Je commence à t’écrire dans ce métro parisien que tu as manifestement du oublier ou alors excessivement embellir dans tes souvenirs.
Oui, Paris est belle. Oui, Paris est grande. Cependant, Paris aussi, a ses jours gris.
Si tu étais avec elle en cette fin d’automne, tes heures ne passeraient pas en terrasse, un verre de vins à la main, en compagnie joyeuse et expansive.
Non Jannie-jane, Paris de Novembre n’est pas ainsi.
Paris en Novembre c’est le célèbre triptyque métro-boulot-dodo. C’est le mois que j’appellerais “mise au point” — qui arrive après celui “de la mort vertigineuse” du mois d’Octobre-. Les examens de mi-semestre pour les étudiants, une période charnière au travail et le temps des jours moroses et pluvieux. Ô bien sure, Paris reste belle ! Paris reste grande ! Et aucune de nous n’aurait l’audace de la renier un jour. Je tiens juste à te rappeler qu’ici où là bas, à Ottawa, rien n’est bien différent en ce moment. 
N’oublies pas : Boulot- métro-dodo.

Tu as la chance de changer de cadre le temps d’une année. Profite en, visite, randonne, vis ! Tu reviendras à Paris bien assez vite.

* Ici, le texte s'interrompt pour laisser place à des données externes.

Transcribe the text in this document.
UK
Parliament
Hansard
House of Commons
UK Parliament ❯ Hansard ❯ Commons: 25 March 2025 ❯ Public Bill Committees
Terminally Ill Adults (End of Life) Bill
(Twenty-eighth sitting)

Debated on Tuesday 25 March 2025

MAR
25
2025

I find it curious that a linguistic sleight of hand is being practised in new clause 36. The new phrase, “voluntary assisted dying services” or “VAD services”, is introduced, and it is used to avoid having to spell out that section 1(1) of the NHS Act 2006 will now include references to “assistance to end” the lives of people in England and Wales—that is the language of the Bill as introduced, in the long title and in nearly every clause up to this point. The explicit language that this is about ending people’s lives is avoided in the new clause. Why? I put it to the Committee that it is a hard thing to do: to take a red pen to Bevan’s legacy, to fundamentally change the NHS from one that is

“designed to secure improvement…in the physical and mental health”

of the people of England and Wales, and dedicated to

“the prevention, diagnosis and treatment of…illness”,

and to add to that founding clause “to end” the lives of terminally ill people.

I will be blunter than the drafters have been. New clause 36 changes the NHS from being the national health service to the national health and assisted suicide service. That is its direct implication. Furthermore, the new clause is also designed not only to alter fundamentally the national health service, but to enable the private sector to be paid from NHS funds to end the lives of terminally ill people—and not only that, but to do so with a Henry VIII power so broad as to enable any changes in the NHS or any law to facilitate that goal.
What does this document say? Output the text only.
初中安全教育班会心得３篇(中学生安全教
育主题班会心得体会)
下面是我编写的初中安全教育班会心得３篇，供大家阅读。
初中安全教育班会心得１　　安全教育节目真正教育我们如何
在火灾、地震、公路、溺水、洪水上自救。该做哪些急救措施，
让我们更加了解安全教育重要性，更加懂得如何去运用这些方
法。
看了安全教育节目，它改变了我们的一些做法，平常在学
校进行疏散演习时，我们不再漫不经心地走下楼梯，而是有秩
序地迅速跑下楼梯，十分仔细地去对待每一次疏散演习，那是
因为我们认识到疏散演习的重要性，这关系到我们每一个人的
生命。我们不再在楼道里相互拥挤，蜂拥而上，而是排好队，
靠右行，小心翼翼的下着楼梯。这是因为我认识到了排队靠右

Je voulais répondre à ta lettre en continuant de te raconter les périples vietnamiens d’une française empotée, mais le temps me manque pour l’instant. Et garde-toi de croire que ce paysage ainsi décrit me déplaît complètement. Il y a du plaisir dans la plainte. Quoique le métro au heure de pointes, n’inspire vraiment pas la joie et la légèreté.
D’ailleurs, qui sont-ils tout ces travailleurs qui s’empressent de monter dans un wagon bondé ? Sont-ils satisfaits de ce mode de vie qui les pousse à s’aplatir contre une vitre sale ou un inconnu suant ?
Je suis curieuse. Vraiment curieuse. La majorité, je l’espère, ne voit dans cette humiliation, qu’une nécessité pour faire un job qui leur plait (par « leur plaire » j’entends par le fond, ou par la forme. Par la matière ou par les avantages qu’un tel rythme de vie peut procurer (aka mec d’école de commerce…) mais les autres ? Ceux qui sont grincheux ? Ceux qui grognent dans leur coin ou qui plus allègrement haussent le ton? Eux, qui sont-ils ? Pourquoi sont-ils là ? Pour l’argent ? En gagnent-ils tant que ça pour s’infliger pareille routine ? Manifestement pas puisqu’ils côtoient le peuple dans ce train…
J’en suis désolée pour eux. J’en suis même désolée pour moi, qui pourtant trouve plus de plaisir dans mon stage que prévu. Mais mon dieu, qu’elle routine de m***

Ça me fait penser qu’à tout partager pendant deux ans, et à ne rien partager ces dernières semaines, j’en ai oublié de t’envoyer un texte qui n’existait alors que pour moi. Je l’ai écris lors de ma première semaine de stage, sous le coup de l’émotion et bien entendu il est à prendre avec du recule. Il s’intitule “Et même s’ils disent qu’il y a un peu de peur, j’en ai rien à foutre” rien que ça. Drama un jour, Drama…

« Je veux être notaire, juge ou avocat » ai-je écris à mon moi futur. Trois métiers dont j’ignorais presque tout. À dix ans, je savais seulement qu’être notaire, c’était être Vié; qu’être juge voulais dire être juste et qu’avocat voulais dire être éloquente.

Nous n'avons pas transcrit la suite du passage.